Misschien is het je opgevallen dat wanneer je een gesprek voert met iemand anders, je om beurten met hem of haar praat – je produceert je eigen zin en luistert naar je partner die de zijne of hare produceert. Dit proces lijkt vrij moeiteloos te gaan. We praten vaak om beurten met onze partner zonder dat er veel tijd verstrijkt tussen het einde van hun beurt en het begin van onze eigen beurt. Onderzoek wijst uit dat er enige variatie is in het nemen van beurten in verschillende talen.
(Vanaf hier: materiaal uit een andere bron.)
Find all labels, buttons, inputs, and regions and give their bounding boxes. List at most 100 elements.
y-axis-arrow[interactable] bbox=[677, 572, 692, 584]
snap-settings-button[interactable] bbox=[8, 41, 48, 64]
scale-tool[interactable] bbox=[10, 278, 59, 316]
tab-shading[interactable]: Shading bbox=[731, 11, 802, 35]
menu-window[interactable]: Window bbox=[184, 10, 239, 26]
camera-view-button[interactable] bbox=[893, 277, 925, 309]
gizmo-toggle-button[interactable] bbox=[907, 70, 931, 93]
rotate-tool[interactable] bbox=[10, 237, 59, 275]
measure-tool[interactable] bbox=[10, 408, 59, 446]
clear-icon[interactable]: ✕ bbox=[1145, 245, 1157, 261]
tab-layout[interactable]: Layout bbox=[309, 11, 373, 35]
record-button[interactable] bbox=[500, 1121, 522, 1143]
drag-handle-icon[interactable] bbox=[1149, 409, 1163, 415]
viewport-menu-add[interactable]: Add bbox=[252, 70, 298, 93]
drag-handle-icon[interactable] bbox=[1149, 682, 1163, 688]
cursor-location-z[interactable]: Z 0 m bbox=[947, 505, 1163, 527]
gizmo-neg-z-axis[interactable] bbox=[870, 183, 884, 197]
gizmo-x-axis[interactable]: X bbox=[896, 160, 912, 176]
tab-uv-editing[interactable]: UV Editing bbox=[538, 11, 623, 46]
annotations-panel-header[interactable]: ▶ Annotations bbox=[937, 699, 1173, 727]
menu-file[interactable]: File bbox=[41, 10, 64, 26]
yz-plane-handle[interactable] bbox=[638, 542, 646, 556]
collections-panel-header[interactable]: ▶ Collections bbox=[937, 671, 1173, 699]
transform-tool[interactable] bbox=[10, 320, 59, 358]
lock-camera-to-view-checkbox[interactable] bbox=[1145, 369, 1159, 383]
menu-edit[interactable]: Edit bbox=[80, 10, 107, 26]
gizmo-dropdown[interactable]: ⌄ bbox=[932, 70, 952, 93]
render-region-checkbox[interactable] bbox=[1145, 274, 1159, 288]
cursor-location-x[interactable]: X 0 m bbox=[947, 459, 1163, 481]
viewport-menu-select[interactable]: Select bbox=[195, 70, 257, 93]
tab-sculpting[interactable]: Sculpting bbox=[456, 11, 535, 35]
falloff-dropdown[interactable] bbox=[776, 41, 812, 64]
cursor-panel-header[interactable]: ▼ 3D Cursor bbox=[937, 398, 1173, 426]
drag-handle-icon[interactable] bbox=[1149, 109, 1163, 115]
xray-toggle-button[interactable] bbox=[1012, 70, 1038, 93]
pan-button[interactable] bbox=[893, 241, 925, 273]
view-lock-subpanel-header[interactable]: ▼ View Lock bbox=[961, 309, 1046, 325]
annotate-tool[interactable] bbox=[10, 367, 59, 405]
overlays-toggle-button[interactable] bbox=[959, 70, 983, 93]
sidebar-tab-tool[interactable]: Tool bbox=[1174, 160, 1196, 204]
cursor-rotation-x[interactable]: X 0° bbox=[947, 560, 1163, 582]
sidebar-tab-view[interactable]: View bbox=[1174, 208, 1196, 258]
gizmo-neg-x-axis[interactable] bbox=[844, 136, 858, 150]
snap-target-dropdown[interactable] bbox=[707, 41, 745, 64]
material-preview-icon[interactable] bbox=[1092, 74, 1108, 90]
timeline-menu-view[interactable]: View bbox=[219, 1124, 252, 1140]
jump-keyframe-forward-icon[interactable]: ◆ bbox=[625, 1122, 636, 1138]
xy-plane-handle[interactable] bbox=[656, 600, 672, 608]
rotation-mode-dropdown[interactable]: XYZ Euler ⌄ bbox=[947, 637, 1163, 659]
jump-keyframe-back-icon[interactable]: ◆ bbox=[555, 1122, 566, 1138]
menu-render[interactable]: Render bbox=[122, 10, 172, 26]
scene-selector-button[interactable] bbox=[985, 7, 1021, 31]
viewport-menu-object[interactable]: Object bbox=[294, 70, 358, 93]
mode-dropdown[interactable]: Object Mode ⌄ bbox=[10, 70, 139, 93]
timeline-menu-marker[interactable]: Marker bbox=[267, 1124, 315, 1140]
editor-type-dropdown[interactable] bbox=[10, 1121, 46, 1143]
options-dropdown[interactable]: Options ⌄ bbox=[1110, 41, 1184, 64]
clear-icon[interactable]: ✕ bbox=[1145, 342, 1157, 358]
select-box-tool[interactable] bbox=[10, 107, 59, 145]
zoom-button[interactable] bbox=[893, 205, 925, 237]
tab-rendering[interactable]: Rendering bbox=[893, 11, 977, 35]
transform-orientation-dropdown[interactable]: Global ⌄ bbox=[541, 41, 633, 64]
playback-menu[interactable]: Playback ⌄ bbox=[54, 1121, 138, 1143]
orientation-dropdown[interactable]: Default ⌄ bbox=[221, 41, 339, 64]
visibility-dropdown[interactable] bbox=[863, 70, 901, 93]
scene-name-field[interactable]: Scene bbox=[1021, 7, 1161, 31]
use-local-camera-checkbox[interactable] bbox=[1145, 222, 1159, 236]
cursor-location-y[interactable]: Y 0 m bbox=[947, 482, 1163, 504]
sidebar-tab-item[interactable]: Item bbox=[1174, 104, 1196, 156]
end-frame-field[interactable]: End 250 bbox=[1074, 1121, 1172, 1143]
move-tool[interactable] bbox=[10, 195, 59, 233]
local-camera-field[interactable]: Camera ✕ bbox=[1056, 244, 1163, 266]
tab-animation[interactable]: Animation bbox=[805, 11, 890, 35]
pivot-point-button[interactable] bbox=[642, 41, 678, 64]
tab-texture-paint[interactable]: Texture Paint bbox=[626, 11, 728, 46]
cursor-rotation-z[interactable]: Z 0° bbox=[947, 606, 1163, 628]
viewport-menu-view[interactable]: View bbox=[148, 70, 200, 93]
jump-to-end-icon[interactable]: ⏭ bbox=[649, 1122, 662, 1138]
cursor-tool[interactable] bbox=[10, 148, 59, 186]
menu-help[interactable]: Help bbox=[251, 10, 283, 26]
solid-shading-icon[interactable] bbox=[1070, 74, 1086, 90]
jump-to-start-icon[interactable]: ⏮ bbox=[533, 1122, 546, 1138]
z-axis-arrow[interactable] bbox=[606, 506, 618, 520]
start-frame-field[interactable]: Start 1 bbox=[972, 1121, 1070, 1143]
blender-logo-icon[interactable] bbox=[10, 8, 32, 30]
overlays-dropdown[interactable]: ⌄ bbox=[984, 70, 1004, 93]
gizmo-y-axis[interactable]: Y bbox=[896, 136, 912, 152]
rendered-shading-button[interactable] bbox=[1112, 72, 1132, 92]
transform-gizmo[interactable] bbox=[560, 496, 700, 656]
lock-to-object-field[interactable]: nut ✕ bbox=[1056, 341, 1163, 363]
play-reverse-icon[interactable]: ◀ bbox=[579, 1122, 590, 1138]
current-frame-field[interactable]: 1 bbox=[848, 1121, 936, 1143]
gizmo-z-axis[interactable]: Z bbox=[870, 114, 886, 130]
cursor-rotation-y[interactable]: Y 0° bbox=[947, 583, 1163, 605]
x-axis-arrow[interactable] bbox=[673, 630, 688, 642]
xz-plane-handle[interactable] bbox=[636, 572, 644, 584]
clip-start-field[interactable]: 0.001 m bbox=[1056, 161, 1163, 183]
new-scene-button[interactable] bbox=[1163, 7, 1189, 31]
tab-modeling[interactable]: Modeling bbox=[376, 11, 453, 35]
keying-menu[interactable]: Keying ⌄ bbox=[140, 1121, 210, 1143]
In het Japans is de gemiddelde tijd tussen twee beurten ongeveer 7 milliseconden, terwijl dat in het Deens ongeveer 470 milliseconden is. Maar dit verschil ligt meestal rond de 200 milliseconden, ongeacht de taal die we spreken.

Het nemen van beurten mag dan snel zijn, spreken op zich is langzaam. Het benoemen van een afbeelding duurt minstens 600 milliseconden tussen het zien van de afbeelding en het uitspreken van de naam, terwijl het nog langer duurt om een zin te produceren die de afbeelding beschrijft (ongeveer 1500 milliseconden). Hoe zijn we dan in staat om snel te reageren op onze partner tijdens een gesprek?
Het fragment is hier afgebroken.